Let s1 and s2 are 2 arbitrary strings with lengths l1 and l2.

Levenshtein distance $lev(A, B)$ between strings $A$ and $B$ is a minimal number of insert, delete and replace that is required to perform on string A to become string B. Inserting, deleting and replacing is allowed to perform at any point of the strings (not just at the beginning or end).

Let's define a matrix $M$ with size $l1 \times l2$ such that: $$M[i][j] = lev(s1[0..i], s2[0..j])$$ s1[0..i] is a substring of s1 staring index 0 (inclusive) ending index i (exclusive).

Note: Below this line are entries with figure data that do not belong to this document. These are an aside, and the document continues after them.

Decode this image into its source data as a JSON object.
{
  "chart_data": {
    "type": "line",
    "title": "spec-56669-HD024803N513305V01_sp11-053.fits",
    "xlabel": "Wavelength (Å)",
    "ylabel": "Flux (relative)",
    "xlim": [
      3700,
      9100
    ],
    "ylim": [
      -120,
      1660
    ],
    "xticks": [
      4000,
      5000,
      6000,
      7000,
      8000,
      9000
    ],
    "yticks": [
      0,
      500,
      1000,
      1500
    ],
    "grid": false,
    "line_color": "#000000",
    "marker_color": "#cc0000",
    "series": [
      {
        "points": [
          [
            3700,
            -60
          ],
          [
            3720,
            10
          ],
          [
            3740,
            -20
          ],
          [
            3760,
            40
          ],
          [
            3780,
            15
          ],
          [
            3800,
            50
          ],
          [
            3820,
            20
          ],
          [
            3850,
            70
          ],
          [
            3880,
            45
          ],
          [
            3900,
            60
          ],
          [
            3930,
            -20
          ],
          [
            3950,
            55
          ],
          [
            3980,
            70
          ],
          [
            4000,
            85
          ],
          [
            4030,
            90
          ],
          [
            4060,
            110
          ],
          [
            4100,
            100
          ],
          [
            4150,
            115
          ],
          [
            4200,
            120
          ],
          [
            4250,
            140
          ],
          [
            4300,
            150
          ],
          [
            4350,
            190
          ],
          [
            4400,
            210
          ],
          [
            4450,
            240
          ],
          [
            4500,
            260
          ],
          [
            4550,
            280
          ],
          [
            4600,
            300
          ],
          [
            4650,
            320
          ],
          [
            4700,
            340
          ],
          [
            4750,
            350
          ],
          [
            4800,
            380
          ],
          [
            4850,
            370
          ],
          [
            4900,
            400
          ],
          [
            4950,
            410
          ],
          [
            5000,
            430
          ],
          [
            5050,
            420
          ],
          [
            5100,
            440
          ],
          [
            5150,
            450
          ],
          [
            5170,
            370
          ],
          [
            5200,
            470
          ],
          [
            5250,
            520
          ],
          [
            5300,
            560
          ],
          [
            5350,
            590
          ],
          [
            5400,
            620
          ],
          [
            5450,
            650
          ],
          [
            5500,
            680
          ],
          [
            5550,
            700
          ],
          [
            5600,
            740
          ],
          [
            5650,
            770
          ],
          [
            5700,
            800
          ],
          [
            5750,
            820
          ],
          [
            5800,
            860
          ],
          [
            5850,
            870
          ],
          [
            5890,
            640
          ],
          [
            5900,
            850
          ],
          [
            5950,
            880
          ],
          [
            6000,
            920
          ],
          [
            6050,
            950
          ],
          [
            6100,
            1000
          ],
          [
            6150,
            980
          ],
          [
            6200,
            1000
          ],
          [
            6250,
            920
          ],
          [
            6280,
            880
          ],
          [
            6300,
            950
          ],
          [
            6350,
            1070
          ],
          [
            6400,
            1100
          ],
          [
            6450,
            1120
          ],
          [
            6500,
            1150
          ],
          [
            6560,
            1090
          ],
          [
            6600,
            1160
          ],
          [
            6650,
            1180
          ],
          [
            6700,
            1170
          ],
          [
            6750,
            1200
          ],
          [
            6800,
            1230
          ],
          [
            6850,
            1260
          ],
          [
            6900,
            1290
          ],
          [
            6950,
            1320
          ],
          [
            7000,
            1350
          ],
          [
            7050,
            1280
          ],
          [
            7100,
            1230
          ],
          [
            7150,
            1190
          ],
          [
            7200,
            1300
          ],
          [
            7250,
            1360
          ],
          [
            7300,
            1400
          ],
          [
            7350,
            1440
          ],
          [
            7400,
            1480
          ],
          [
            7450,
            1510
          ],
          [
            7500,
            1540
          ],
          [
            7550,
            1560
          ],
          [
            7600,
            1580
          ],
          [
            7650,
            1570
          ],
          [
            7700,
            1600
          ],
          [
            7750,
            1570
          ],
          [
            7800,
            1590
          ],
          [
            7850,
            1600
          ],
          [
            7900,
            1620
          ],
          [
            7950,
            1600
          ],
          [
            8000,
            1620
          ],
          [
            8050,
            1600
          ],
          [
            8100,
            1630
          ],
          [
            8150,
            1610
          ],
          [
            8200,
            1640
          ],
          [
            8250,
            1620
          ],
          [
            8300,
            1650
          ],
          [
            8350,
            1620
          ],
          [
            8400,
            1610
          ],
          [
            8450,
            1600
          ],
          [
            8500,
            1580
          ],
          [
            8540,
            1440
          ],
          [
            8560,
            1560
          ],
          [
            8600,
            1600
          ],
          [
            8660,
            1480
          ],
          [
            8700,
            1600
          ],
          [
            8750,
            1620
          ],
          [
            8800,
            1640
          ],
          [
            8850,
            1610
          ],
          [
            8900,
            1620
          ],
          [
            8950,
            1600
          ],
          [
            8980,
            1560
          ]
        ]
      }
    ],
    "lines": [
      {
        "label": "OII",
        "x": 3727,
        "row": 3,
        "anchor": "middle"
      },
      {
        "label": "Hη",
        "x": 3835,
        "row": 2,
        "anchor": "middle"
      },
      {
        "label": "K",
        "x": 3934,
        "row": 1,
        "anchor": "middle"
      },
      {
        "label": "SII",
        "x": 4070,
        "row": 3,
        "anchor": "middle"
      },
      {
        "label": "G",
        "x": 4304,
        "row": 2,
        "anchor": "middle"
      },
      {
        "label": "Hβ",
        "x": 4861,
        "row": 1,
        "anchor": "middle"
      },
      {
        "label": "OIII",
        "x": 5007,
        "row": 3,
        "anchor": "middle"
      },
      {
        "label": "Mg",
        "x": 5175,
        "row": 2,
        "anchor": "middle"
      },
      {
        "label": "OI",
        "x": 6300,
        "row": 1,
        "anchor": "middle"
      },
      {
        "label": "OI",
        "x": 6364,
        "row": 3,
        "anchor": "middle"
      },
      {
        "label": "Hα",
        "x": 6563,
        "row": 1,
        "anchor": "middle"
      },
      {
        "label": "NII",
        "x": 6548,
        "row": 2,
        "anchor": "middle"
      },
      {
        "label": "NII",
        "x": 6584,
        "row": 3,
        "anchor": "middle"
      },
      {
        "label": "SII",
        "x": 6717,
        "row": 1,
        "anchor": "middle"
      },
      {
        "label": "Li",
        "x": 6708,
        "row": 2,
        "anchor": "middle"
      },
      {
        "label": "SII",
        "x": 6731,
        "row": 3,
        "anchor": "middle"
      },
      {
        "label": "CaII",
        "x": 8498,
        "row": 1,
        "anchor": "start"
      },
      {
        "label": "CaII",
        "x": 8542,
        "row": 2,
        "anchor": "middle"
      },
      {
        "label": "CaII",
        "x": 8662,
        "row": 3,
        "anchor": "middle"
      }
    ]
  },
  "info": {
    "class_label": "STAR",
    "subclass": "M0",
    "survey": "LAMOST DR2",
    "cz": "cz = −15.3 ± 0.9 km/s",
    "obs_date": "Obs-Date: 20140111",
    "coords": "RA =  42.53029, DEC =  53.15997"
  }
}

s2[0..j] is a substring of s2 staring index 0 (inclusive) ending index j (exclusive).

Prove that $$M[i][j] = \min (M[i-1][j-1] + 1, M[i - 1][j] + 1, M[i][j-1] + 1), s1[i] \ne s2[j]$$$$M[i][j] = M[i-1][j-1], s1[i] = s2[j]$$


This is in fact a proof of correctness of Wagner–Fischer algorithm to compute the Levenshtein distance using dynamic programming, but it's completely not obvious to me why this is correct.

My first thought was to go with induction performing the step, but in case, say $s1[i]=s2[j]$ how is it possible to prove that every alternative path would be at least $M[i−1][j−1]$ long.

The complicated thing about the problem is that a shortest path is definitely not unique.